For min/max we have to be a little bit more tricky. In the approach I’m showing here, I’m grouping the table by date by using the SUMMARIZE function and the SUM aggregation. Then I’m using the function MINX or MAXX to find the minimal or maximal value.

Here are the two formulas:

Max Stock:=MINX(SUMMARIZE('Stock','Stock'[Date],"SumByDate",SUM('Stock'[Stocklevel])),[SumByDate])

Max Stock:=MAXX(SUMMARIZE('Stock','Stock'[Date],"SumByDate",SUM('Stock'[Stocklevel])),[SumByDate])

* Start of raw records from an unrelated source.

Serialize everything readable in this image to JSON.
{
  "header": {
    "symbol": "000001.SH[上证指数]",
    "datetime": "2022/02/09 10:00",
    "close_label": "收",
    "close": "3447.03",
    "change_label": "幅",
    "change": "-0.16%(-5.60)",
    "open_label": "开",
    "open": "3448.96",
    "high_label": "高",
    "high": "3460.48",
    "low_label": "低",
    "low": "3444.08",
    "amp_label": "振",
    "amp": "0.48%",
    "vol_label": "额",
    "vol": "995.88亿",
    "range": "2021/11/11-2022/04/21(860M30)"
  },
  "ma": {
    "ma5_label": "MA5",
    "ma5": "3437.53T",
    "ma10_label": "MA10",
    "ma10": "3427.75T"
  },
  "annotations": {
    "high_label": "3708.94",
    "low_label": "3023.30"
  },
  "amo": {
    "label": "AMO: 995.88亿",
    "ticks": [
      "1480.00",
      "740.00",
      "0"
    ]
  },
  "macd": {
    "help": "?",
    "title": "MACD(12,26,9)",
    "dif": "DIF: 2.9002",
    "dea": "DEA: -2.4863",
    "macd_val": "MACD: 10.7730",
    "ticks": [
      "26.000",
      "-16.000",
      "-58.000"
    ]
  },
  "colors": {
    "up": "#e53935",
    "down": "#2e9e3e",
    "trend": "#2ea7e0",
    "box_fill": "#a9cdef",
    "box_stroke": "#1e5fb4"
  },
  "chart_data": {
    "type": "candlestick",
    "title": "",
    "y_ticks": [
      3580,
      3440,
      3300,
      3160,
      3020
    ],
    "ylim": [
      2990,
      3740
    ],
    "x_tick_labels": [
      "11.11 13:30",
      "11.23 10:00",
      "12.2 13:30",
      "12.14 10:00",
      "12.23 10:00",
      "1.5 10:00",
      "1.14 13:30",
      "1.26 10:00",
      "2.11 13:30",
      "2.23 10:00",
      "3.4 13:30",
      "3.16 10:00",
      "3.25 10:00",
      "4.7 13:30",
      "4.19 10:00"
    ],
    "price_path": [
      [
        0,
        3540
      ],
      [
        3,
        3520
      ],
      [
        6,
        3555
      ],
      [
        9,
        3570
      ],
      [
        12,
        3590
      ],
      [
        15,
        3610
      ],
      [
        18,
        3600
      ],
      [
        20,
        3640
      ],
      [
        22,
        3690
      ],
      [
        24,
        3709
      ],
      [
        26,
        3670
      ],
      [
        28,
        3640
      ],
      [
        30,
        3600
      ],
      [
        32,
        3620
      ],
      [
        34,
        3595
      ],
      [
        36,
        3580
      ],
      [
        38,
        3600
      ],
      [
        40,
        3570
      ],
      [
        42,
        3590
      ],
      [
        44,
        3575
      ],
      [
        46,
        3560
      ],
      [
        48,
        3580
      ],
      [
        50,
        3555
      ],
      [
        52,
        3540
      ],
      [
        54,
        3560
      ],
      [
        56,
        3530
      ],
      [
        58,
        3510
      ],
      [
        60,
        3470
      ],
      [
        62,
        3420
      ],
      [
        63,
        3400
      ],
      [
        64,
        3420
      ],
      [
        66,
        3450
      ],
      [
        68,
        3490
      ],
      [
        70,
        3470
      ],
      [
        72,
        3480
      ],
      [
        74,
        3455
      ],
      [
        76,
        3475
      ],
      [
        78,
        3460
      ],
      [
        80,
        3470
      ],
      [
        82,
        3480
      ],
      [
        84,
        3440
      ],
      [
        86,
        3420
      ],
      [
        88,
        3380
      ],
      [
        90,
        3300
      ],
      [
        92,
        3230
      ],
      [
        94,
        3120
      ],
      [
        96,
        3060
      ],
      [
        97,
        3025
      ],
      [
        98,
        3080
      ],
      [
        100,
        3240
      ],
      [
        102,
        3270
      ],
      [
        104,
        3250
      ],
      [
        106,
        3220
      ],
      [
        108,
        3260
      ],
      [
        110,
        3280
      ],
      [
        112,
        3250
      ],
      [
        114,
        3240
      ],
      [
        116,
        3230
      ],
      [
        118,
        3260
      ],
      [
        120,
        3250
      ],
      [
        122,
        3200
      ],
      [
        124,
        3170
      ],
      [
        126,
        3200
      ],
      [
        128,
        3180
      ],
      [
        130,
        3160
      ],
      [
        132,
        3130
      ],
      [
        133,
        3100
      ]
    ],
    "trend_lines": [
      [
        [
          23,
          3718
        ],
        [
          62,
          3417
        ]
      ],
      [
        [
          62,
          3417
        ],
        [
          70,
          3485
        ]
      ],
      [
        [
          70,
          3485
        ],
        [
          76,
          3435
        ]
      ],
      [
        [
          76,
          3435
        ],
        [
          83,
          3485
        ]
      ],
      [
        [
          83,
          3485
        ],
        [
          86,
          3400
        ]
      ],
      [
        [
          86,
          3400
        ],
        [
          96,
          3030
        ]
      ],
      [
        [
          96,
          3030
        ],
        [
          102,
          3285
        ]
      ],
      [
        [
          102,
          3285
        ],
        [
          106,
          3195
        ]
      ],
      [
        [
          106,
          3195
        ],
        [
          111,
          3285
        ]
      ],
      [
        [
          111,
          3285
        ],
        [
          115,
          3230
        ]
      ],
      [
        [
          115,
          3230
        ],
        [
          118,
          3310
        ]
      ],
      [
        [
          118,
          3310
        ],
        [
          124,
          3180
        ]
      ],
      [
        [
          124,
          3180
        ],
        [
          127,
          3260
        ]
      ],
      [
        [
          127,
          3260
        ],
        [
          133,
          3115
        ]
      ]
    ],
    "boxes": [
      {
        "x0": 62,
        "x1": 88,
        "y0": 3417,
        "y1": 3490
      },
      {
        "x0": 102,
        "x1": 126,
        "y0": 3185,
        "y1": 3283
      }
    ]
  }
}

To understand these formulas you can see the effect pretty well after restoring the PowerPivot workbook to a SSAS server in tabular mode. After doing so, we can create a query to show the result of the inner SUMMARIZE function using this DAX query:

evaluate(
SUMMARIZE('Stock','Stock'[Date],"SumByDate",SUM('Stock'[Stocklevel]))
)

Here’s the result:

The MinX or MaxX function simply takes the lowest/highest value from this table.

Now let’s see, how this looks like in Excel. The following screenshot shows the calculations in my PowerPivot sheet:

Here’s the result in Excel

And of course, the aggregations also work correctly when filtering the data as shown below (single select on product and multi select on months):

Another cool feature is that besides DAX we can still use standard MDX to query our SSAS tabular model, for example:

select
{[Measures].[Avg Stock],[Measures].[Last Stock],
[Measures].[Min Stock],[Measures].[Max Stock]} on 0,
[Stock].[Calendar].[Year] on 1
from [Model]

A final word about empty (missing) rows: The above calculations need a value of zero as the information that there is no stock at that month. If the value is left blank (no source data row at all), the month itself is treated as missing (interpretation more like we didn’t have this product in our portfolio at all).